Il s'agit d'une interview que Mathieu Bock-Côté aura réalisé avec Christian Saint-Germain.
Christian Saint-Germain est présenté ainsi :
"Professeur à l'UQAM, philosophe et essayiste, Christian Saint-Germain est certainement une des figures les plus singulières de notre vie intellectuelle. Auteur de nombreux ouvrages sur la condition québécoise, il vient de faire paraître, chez Liber, Quebec circus, un pamphlet qui poursuit son entreprise de démolition de ce qu’il croit être les fausses idoles québécoises, sur lequel je reviendrai bientôt sur ce blogue. Mais Christian Saint-Germain est aussi un observateur très fin de ce qu’on pourrait appeler le système médiatique. Pour cela, je l’ai interviewé sur le traitement médiatique des grands enjeux qui traversent l’actualité québécoise. Au programme : immigration, laïcité, euthanasie, marijuana ! Dans ses réponses, on retrouve son art de secouer nos consensus."
Dans le corps de l'article, j'ai retenu :
etMBC : Cette manière d’orienter idéologiquement le traitement médiatique des enjeux politiques s’impose sur bien d’autres questions essentielles, non?
CSG: Un même phénomène d’unanimité préfabriquée est apparu avec certes moins de virulence dans le dossier des soins de fin de vie (l’euthanasie active) et la légalisation du cannabis. Pour peu que l’on regarde la télévision, la rhétorique des images, des experts, des « débats » se déploie selon une mise en scène réglée comme du papier à musique. Au début, la constitution d’un panel la plupart du temps majoritairement masculin, le vieil avocat, le médecin complaisant ou militant ensuite la réitération par une légère modification des « trios ». Aucun recours à l’intellectuel exotique aux intérêts des corporations (anthropologue, psychanalyste, philosophe) ou qui penserait en dehors de la boîte. On converge ainsi au pas de charge vers l’unanimité parfaite avec de fausses nuances et de pseudo mises en garde sur des points de détail. Si la conclusion privilégiée n’apparaît toujours pas: des victimes en détresses sont appelées en renfort et entrent alors en scène mourants et drogués réalisant des percées dans le champ de l’émotivité pure et de la culpabilité par association contre ce qui reste d’indécis ou de récalcitrants encore insensibles à l’air du temps.

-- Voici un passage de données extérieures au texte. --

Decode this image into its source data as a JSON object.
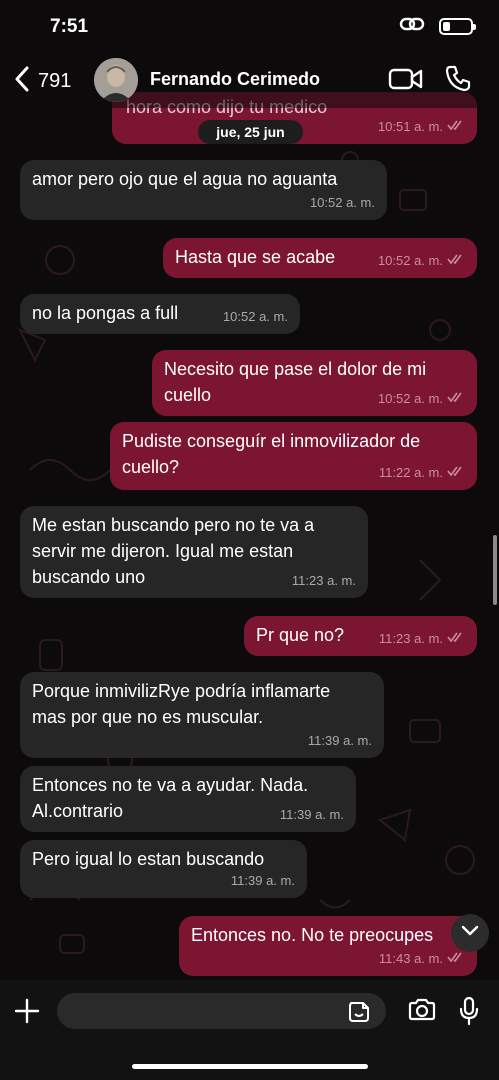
{
  "status_bar": {
    "time": "7:51",
    "battery_level": 0.25
  },
  "header": {
    "back_count": "791",
    "contact_name": "Fernando Cerimedo",
    "icons": [
      "chevron-left-icon",
      "video-call-icon",
      "phone-icon"
    ]
  },
  "date_chip": "jue, 25 jun",
  "partial_top_message": {
    "text": "hora como dijo tu medico",
    "time": "10:51 a. m."
  },
  "messages": [
    {
      "direction": "in",
      "text": "amor pero ojo que el agua no aguanta",
      "time": "10:52 a. m."
    },
    {
      "direction": "out",
      "text": "Hasta que se acabe",
      "time": "10:52 a. m."
    },
    {
      "direction": "in",
      "text": "no la pongas a full",
      "time": "10:52 a. m."
    },
    {
      "direction": "out",
      "text": "Necesito que pase el dolor de mi\ncuello",
      "time": "10:52 a. m."
    },
    {
      "direction": "out",
      "text": "Pudiste conseguír el inmovilizador de\ncuello?",
      "time": "11:22 a. m."
    },
    {
      "direction": "in",
      "text": "Me estan buscando pero no te va a\nservir me dijeron. Igual me estan\nbuscando uno",
      "time": "11:23 a. m."
    },
    {
      "direction": "out",
      "text": "Pr que no?",
      "time": "11:23 a. m."
    },
    {
      "direction": "in",
      "text": "Porque inmivilizRye podría inflamarte\nmas por que no es muscular.",
      "time": "11:39 a. m."
    },
    {
      "direction": "in",
      "text": "Entonces no te va a ayudar. Nada.\nAl.contrario",
      "time": "11:39 a. m."
    },
    {
      "direction": "in",
      "text": "Pero igual lo estan buscando",
      "time": "11:39 a. m."
    },
    {
      "direction": "out",
      "text": "Entonces no. No te preocupes",
      "time": "11:43 a. m."
    }
  ],
  "composer": {
    "placeholder": "",
    "icons": [
      "plus-icon",
      "sticker-icon",
      "camera-icon",
      "microphone-icon"
    ]
  },
  "colors": {
    "incoming_bubble": "#262626",
    "outgoing_bubble": "#7c1532",
    "background": "#0d0a0b"
  }
}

MBC : On retrouve là le progressisme obligatoire qui caractérise l’esprit de notre temps, non?
CSG : Radio-Canada postule d’emblée que tout changement participe de l’existence du progrès social, d’une évolution des mœurs. Ça ne peut être que bon, on est rendu là! Ça l’existe de toute manière. La légalisation du cannabis, une saprée bonne idée! Ça détend pis finance nos soins de santé.... L’euthanasie, ça désengorge les urgences et les soins palliatifs, pis en plus, ça tient compte de la fatigue des aidants naturels. C’est tout de même curieux qu’on ait dû attendre si longtemps pour découvrir l’eau tiède. Avant ça, la société n’était composée que de tortionnaires et de moralistes kantiens particulièrement intraitables.
MBC : En d’autres mots, on peut bien débattre, mais jamais sur l’objectif qui est posé comme allant de soi?
CSG : La « délibération » médiatique ne portera que sur les modalités : combien de plants de marijuana permis dans les maisons, combien de temps séparent l’agonisant ou l’apprenti suicidaire de la mort médicalement encouragée? Pour reprendre une formule de Pierre Legendre, l’ensemble des enjeux n’apparaît que depuis le strict point de vue individuel, du self-service normatif. Qu’importe la perspective globale, la portée inconsciente du meurtre même encadré ou de l’intoxication volontaire à l’échelle des familles, des réserves indiennes ou même de discours s’aventurant dans la nécessité d’exigence morale ou de la solidarité entre les générations.